Dr. Shigemura earned his medical degree from Keio University - one of Japan’s top private institutions. Today, he serves as a professor in the Faculty of Health Sciences at Mejiro University and he also holds a position as an adjunct professor at the Uniformed Services University, the medical school for the U.S. Department of Defense. He completed a fellowship at the Uniformed Services University a couple years after the 9/11 terrorist attacks. Seeing the psychological effects of the attacks in members of his community was one of the factors that sparked his interest in disaster psychiatry.


Dr. Jun Shigemura at the GW Center for Global Mental Health Equity

Dr. Shigemura’s research in the 2011 Great East Japan disaster, which developed from an earthquake, to a tsunami, and later, a Fukushima nuclear plant disaster, is truly astounding. Plant workers risked their lives to prevent the meltdown as hundreds of thousands of residents had to evacuate immediately. “I was the first psychiatrist to enter the restricted area of the disaster zone,” Dr. Shigemura recalled. “My role was to assess the mental health of the 2000 onsite workers.”

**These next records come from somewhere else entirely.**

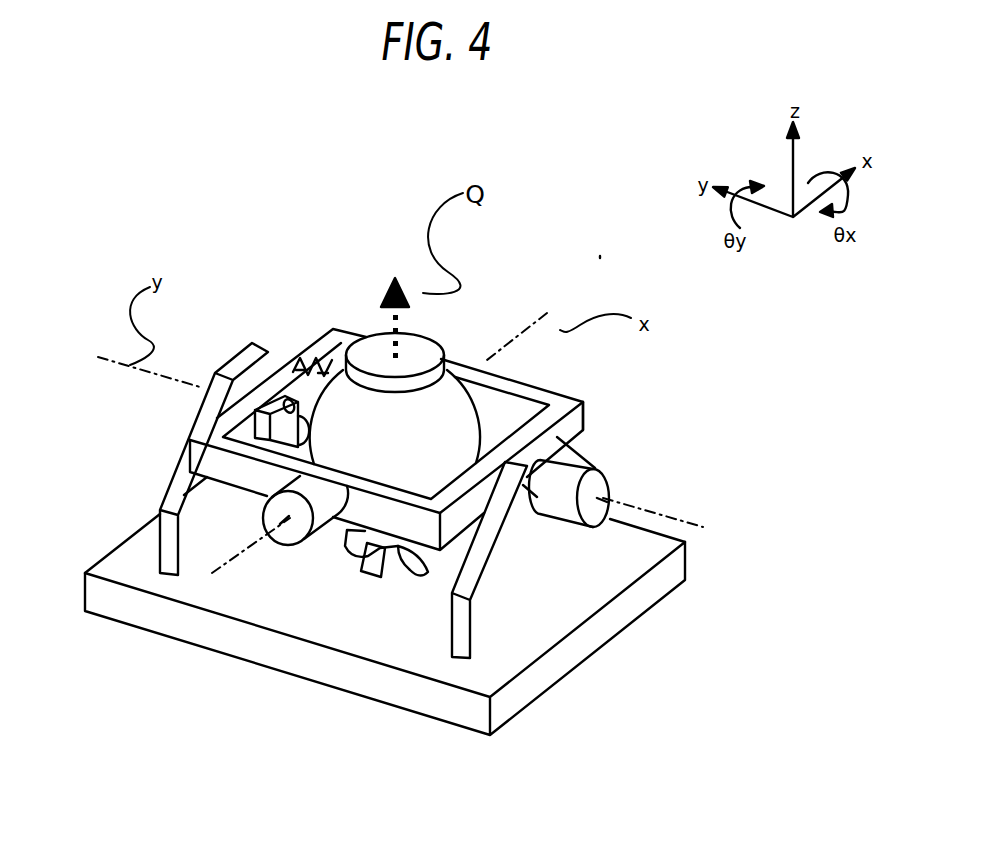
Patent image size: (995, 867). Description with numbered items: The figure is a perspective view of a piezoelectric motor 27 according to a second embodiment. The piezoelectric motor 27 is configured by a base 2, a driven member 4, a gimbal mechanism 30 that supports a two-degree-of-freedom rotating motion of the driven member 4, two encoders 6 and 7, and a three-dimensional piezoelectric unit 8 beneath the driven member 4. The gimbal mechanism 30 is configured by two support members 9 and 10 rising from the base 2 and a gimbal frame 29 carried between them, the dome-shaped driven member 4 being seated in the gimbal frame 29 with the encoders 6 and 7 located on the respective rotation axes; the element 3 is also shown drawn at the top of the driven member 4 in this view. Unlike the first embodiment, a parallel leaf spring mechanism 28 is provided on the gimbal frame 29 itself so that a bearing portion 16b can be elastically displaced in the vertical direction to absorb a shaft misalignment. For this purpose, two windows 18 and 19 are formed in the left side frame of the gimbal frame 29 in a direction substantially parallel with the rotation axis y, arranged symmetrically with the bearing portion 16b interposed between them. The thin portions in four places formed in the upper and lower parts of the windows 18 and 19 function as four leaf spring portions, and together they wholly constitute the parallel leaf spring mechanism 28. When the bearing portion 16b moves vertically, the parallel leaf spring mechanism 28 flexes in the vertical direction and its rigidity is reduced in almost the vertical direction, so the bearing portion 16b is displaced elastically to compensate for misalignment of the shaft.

The base 2 is at (620, 633).
The lens holder dome 3 is at (423, 353).
The driven member 4 is at (328, 362).
The encoder 6 is at (595, 468).
The encoder 7 is at (300, 533).
The three-dimensional piezoelectric unit 8 is at (396, 584).
The support member 9 is at (158, 545).
The support member 10 is at (520, 593).
The bearing portion 16b is at (252, 442).
The window 18 is at (258, 416).
The window 19 is at (323, 362).
The piezoelectric motor 27 is at (600, 256).
The parallel leaf spring mechanism 28 is at (302, 360).
The gimbal frame 29 is at (517, 383).
The gimbal mechanism 30 is at (597, 399).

What he found was quite surprising: although the workers had a horrific experience witnessing an earthquake, tsunami, and a nuclear power plant explosion, the major risk factor for their PTSD was the stigma that followed. “The public was very angry about the accident. People had to project their anger to the visible enemy, which was the Electric Power Company,” Dr. Shigemura explains. “So, the workers were risking their lives in order to save other people, but they were being criticized, and that became the major key factor for their adverse mental health.”


Dr. Shigemura’s findings were later published in JAMA and some of his other work has been published in the British Journal of Psychiatry. Seeing how stigma and disaster response intersect in Japan, Dr. Shigemura hopes to work with the Center to expand his understanding of how they interact at the global level. We are excited to have such an accomplished researcher guide us!